3. Wrapped generics ([T], T?, [String: T])

  • Resolved by the parser to .array/.nullable/.dictionary of .generic, then bridged element-by-element through dedicated per-element stack helpers (_bridgeJSStackPush/PopArray/Optional/DictGeneric) on the Swift side and codec-driven composition helpers on the JS side. This keeps the wrapper ABI uniform and independent of the element type.

4. Codec generation

  • Every generic codec ({ lower, lift }) is generated from the canonical per-type stack fragments (stackLowerFragment / stackLiftFragment) — the same code path the non-generic glue uses — so there is no hand-written/duplicated lowering to drift.

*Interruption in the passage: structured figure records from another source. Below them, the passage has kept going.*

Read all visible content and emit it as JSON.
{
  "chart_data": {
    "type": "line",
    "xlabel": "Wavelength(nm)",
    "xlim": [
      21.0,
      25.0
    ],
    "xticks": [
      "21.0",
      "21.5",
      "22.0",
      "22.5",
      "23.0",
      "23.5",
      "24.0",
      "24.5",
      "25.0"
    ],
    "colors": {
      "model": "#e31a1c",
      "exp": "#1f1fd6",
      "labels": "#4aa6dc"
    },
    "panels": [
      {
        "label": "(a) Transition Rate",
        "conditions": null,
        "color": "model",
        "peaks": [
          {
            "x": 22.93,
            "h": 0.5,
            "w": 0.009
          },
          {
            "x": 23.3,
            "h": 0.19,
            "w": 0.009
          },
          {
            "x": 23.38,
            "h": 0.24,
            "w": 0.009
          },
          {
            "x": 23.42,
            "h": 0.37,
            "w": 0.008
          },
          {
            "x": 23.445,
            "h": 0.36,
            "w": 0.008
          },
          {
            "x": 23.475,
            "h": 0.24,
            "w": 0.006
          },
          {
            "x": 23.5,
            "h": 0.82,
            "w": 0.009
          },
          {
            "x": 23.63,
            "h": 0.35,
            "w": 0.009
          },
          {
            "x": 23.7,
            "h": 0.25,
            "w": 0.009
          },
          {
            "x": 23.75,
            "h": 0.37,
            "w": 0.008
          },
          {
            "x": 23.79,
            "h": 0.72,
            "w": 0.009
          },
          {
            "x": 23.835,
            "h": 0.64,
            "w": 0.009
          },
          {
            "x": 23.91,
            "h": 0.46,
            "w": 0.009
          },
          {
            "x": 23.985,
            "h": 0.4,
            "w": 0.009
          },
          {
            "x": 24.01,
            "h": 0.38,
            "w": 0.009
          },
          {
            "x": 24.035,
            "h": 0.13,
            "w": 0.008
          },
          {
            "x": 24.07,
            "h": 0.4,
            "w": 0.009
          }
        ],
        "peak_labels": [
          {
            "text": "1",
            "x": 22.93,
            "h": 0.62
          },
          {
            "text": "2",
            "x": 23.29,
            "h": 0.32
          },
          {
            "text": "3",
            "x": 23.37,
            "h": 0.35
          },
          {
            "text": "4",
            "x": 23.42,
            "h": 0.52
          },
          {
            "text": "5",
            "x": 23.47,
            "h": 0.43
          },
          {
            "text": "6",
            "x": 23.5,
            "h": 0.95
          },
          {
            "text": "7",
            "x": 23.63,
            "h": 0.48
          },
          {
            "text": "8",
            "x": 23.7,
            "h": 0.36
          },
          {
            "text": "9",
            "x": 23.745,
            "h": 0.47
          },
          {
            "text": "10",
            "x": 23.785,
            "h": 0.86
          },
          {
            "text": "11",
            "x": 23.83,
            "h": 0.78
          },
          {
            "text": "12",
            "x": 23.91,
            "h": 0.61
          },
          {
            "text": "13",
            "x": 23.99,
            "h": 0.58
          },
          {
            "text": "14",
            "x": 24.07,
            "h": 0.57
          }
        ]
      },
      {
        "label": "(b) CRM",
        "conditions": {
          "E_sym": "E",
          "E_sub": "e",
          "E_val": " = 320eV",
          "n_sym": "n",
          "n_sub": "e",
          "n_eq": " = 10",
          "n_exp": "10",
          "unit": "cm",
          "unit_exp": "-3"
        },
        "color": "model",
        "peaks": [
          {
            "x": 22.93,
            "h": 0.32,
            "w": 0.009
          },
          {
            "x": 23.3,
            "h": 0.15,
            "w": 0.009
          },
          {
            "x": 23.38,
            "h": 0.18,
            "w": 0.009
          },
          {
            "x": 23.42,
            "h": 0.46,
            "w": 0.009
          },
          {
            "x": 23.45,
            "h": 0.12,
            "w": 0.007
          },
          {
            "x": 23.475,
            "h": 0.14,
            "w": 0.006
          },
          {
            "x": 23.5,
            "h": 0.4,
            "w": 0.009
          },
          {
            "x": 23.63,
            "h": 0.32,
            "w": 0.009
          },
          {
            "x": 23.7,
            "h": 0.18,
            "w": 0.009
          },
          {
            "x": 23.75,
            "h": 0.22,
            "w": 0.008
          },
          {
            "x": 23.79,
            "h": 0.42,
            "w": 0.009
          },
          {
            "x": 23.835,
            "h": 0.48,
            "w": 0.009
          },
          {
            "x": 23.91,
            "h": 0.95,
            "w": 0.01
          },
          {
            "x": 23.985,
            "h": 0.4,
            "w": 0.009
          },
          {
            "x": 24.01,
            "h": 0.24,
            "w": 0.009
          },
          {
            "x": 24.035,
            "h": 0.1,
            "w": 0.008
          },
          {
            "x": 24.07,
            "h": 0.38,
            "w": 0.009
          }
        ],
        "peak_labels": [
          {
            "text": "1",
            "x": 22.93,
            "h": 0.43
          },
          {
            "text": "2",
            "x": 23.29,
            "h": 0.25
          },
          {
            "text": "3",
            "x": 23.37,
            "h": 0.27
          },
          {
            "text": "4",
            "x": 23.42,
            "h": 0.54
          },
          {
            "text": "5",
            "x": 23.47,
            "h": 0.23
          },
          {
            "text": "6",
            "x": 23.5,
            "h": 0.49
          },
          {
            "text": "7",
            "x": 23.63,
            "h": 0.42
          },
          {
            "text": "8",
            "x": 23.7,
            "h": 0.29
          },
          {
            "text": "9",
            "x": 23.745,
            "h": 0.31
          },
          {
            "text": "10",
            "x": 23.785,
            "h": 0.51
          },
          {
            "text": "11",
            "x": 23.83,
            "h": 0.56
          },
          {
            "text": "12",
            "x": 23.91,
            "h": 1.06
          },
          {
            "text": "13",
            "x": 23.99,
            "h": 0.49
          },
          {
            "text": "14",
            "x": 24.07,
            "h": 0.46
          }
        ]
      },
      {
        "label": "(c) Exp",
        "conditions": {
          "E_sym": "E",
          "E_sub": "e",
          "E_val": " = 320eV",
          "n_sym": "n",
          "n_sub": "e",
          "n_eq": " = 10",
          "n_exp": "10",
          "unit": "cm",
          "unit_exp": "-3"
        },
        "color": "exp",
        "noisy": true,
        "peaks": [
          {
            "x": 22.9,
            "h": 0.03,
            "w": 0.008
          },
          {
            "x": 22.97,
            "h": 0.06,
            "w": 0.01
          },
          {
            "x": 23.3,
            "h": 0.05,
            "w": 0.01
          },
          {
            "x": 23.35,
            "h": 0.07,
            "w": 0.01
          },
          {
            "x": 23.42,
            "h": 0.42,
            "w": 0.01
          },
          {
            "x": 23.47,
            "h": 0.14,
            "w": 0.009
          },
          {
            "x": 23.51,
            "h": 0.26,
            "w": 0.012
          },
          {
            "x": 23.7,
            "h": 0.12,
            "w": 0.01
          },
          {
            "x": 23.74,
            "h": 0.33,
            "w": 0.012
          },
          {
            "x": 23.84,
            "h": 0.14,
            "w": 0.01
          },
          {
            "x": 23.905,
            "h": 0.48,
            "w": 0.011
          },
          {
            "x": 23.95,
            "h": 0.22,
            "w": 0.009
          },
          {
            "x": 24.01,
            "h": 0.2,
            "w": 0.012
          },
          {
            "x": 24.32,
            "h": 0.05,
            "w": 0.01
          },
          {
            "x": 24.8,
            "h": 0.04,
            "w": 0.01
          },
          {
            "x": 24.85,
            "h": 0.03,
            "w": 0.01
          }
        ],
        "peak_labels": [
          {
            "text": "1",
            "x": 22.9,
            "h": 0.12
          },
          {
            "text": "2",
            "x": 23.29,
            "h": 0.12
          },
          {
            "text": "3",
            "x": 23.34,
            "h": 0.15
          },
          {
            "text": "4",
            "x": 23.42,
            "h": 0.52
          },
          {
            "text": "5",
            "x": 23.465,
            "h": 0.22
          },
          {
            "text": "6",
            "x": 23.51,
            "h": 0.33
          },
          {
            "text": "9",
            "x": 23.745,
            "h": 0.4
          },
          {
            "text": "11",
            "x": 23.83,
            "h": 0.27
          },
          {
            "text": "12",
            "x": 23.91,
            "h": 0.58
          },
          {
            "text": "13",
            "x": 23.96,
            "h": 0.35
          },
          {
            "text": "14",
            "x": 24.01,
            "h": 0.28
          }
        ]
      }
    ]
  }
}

While unifying this, fixed liftCoerce for 64-bit unsigned integers so UInt64 (and the non-generic [UInt64] / UInt64? paths) lift to an unsigned BigInt.

5. Diagnostics
Build-time, source-located diagnostics for unsupported forms: missing/incorrect constraint, where clauses, async generics, generics inside @JSClass/static members, nested or unsupported wrappings ([[T]], [T?], [Int: T]), and (export) a return type that is neither a declared generic (optionally wrapped) nor Void.

6. Documentation
DocC articles updated (exporting/importing functions, supported types, unsupported features, internals rationale) and the BridgeJS README bridged-type table.

Test plan

  • Host snapshot + diagnostics tests: swift test --package-path ./Plugins/BridgeJS --disable-experimental-prebuilts.
  • swift-syntax compatibility matrix: BRIDGEJS_OVERRIDE_SWIFT_SYNTAX_VERSION={601,602,603}.0.0 swift test --package-path ./Plugins/BridgeJS --disable-experimental-prebuilts.
  • AoT generated trees in sync: ./Utilities/bridge-js-generate.sh then git diff --exit-code.
  • WebAssembly runtime round-trips: make unittest SWIFT_SDK_ID=<wasm-sdk>ImportGenericAPITests and ExportGenericAPITests cover every supported T in both directions, multiple/distinct generic parameters, value-type concrete parameters mixed with the generic, return-only imports, and the [T] / T? / [String: T] wrappers (including empty collections and nil).
  • ./Utilities/format.swift clean.

Notes

  • Organized as five commits for review: (1) generic bridging infrastructure, (2) generic function import and export codegen, (3) tests and fixtures, (4) documentation, (5) review-driven fixes and simplifications.
  • BridgeJS remains experimental; no API stability is implied.